• Γεώργιος Σακοράφας

Ectopic parathyroid: the importance of embryology in understanding potential locations of an ectopic


Introduction

A normal parathyroid gland is approximately 3 mm x 3 mm x 3 mm. This is the size of a grain of rice. Its color is yellow-brown and it weights approximately 40 – 60 mg. Normally, the parathyroid glands are located in the posterolateral capsule of the thyroid. However, ectopic location of one or more parathyroid glands may occasionally be encountered. Embryology may help in understanding the potential locations of an ectopic parathyroid adenoma.

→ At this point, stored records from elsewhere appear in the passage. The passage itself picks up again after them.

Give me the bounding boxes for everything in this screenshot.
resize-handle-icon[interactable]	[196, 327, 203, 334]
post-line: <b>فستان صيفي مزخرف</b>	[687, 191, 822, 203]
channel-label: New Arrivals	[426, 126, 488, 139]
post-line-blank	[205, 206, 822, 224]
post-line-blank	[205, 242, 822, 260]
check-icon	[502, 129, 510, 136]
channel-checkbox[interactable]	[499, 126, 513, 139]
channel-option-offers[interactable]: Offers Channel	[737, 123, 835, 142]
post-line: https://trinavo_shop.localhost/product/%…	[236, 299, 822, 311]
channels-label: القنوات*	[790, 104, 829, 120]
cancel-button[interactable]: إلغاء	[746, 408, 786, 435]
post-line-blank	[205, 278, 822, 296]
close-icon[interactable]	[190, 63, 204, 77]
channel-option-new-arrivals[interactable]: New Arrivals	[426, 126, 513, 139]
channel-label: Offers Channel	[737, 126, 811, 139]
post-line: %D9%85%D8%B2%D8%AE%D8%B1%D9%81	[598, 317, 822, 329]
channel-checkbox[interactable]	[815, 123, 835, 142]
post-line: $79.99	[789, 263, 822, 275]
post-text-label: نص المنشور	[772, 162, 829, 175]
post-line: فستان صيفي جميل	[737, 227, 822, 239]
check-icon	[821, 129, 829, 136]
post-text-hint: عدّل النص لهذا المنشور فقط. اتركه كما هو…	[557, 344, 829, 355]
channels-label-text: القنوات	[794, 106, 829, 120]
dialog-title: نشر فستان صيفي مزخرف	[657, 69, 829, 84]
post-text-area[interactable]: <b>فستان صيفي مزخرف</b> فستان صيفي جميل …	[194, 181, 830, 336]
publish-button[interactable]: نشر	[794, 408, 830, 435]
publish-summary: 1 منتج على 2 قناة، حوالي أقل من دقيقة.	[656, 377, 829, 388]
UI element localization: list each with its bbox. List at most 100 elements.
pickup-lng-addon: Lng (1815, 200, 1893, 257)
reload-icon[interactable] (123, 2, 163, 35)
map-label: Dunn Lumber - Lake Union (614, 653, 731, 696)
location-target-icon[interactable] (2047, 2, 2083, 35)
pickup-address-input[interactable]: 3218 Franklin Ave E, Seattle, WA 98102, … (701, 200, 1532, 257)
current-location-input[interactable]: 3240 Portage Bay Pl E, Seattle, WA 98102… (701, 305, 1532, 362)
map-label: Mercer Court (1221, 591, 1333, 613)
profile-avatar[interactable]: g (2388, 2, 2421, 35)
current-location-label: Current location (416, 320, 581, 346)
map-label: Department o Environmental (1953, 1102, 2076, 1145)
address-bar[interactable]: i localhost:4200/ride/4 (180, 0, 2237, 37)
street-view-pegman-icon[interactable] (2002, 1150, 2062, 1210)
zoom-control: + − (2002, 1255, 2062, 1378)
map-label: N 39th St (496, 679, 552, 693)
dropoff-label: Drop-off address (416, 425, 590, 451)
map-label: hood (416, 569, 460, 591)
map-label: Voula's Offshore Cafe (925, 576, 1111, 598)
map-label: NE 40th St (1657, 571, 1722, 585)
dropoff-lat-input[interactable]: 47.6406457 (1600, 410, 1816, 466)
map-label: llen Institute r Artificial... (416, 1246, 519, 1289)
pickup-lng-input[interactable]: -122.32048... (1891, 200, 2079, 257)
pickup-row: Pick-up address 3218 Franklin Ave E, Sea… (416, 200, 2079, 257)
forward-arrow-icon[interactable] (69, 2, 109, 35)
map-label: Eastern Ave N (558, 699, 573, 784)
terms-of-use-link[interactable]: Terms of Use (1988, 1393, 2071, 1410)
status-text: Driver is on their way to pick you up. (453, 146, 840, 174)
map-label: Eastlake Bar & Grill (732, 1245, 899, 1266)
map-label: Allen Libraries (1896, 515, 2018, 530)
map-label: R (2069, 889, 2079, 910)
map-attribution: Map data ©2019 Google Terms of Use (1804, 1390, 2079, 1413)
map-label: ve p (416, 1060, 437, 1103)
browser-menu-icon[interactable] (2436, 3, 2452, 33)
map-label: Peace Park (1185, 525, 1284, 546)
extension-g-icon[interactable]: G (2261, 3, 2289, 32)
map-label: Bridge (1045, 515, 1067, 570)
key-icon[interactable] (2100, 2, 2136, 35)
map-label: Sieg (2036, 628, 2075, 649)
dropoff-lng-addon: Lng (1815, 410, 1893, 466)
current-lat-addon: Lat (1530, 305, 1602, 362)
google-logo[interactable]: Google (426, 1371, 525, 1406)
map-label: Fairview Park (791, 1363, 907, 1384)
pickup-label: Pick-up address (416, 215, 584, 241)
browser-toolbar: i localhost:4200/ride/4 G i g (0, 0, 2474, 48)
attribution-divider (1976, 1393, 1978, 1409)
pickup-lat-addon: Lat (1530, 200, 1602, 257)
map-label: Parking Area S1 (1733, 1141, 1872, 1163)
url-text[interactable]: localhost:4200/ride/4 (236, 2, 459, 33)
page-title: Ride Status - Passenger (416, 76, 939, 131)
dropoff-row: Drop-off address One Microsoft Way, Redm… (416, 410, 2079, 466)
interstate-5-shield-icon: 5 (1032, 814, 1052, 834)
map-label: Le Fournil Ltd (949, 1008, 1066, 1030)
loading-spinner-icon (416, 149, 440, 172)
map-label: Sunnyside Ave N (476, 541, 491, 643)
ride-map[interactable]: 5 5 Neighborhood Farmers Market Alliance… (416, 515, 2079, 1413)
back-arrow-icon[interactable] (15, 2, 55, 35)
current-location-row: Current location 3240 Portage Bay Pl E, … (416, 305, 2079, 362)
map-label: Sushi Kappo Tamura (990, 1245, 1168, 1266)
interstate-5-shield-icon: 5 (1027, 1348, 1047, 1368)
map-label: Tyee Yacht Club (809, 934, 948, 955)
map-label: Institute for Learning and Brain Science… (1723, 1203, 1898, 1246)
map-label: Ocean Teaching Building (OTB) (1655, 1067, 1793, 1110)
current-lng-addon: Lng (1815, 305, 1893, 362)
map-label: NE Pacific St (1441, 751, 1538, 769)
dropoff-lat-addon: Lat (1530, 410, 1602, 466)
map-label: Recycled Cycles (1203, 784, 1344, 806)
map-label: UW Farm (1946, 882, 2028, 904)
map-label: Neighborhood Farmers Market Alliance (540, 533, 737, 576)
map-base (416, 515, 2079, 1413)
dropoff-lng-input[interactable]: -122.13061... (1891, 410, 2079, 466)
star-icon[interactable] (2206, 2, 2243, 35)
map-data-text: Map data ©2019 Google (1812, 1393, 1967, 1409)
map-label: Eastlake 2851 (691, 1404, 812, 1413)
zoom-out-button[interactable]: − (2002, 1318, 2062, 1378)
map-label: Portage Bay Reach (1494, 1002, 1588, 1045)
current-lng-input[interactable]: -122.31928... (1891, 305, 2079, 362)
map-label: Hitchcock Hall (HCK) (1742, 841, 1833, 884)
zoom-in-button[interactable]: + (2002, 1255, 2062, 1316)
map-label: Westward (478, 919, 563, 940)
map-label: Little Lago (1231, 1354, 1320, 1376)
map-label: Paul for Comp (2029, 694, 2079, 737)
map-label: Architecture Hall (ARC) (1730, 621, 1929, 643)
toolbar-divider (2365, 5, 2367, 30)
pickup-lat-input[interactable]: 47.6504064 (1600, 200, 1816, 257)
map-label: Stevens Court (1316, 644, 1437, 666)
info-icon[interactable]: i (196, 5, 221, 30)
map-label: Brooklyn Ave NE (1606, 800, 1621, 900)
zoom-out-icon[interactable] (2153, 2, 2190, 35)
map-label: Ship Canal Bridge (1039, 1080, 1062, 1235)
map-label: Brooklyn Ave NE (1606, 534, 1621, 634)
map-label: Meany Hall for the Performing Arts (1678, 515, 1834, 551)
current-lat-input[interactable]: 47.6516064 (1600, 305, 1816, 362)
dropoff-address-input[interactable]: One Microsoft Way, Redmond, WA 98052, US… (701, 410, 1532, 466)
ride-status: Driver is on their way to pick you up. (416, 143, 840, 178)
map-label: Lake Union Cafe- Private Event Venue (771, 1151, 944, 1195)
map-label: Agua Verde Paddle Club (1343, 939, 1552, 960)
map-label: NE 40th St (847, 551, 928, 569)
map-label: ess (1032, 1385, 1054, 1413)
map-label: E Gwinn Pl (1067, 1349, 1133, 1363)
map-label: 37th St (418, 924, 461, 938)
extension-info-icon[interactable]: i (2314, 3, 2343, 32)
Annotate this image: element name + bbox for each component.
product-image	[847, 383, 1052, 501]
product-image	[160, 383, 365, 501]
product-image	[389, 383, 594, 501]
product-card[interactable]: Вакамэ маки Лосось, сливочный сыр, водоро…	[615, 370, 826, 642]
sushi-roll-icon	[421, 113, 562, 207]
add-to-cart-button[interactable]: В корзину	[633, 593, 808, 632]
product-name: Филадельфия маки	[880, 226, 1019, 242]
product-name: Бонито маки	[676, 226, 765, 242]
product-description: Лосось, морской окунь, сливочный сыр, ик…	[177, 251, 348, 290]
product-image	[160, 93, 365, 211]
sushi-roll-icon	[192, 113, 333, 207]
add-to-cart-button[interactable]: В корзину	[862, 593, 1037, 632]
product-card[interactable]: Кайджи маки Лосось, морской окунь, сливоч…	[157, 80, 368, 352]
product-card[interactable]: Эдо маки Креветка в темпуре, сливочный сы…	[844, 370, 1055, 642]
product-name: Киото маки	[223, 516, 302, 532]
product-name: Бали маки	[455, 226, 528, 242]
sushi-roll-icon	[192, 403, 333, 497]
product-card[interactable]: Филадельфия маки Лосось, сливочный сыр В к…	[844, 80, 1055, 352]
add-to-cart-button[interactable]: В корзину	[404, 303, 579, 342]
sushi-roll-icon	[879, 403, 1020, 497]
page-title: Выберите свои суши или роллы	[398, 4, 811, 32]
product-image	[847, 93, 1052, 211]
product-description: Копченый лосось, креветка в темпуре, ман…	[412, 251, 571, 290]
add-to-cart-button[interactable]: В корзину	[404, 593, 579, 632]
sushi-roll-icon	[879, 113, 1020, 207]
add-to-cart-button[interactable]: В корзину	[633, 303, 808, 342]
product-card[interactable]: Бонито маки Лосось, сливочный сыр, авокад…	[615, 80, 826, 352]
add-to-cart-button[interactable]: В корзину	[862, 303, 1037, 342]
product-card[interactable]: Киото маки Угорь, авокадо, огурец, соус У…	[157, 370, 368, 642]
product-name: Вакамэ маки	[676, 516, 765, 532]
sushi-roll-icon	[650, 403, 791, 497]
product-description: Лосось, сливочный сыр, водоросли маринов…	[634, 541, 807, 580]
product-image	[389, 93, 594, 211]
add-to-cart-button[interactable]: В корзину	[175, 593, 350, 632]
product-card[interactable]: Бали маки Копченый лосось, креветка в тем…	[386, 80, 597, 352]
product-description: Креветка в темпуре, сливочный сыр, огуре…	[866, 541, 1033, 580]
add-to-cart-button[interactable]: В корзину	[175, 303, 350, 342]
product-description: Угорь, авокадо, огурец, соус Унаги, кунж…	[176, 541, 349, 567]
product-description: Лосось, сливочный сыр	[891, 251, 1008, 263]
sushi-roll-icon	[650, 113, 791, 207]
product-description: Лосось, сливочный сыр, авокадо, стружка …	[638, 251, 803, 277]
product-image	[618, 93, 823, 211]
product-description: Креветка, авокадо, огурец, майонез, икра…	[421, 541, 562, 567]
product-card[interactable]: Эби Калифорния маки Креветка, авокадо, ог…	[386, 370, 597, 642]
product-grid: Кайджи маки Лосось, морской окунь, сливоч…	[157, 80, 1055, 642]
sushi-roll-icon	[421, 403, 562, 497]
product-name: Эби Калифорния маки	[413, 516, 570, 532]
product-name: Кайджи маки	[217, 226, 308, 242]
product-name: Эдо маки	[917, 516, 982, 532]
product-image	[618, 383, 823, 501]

Embryology of the parathyroid glands

Embryologically, the parathyroid glands are derived from the 3rd and the 4th pouches between the branchial arches arising during the 4th to 5th weeks of development. The upper glands arise from the lower or 4th pouch. The lower glands develop from the higher or 3rd pouch and descent lower into the neck as the embryo matures. Because the upper glands travel a shorter distance during embryologic development, they are more consistent in their location.

Common ectopic locations

Superior parathyroid glands

Potential ectopic locations of the superior parathyroid glands include:

  1. above the level of the thyroid cartilage

  2. in the paraesophageal or retroesophageal / retrolaryngeal / retropharyngeal space

  3. deep in the posterior mediastinum

  4. within the thyroid parenchyma

Inferior parathyroid glands

Due to its different embryologic origin, there is more variation in the ectopic location of an inferior parathyroid gland. Lower parathyroids can be found anywhere from the angle of the mandible to the pericardium. Common, however, locations include:

  1. cranial to the superior pole of the thyroid

  2. inside the carotid sheath

  3. in the upper mediastinum / intrathoracic

  4. within the thymus

  5. in the thyro-thymic ligament

  6. within the thyroid parenchyma (intrathyroid)

Clinical implications

Ectopic location of one or more parathyroid adenoma may result in failure of surgery for primary hyperparathyroidism. This is highly probable if preoperative localization studies failed to identify their ectopic location. Therefore, unrecognized ectopic parathyroid adenoma may be the cause of persistent/recurrent primary hyperparathyroidism.

Careful preoperative investigation, using sophisticated localization studies, is required to accurately identify the precise location of ectopic adenoma. Despite that ultrasonography and Tc99m-sestamibi scan remain the two basic localization studies, in some complicated cases more extensive investigation, using modern imaging methods, may be required. These imaging methods include computed tomography (CT), 4D-CT, Magnetic Resonance Imaging (MRI) and SPECT. Successful and accurate preoperative localization is required before reoperative surgery for persistent / recurrent hyperparathyroidism.

The surgeon should be highly experienced in endocrine surgery to achieve cure of these patients.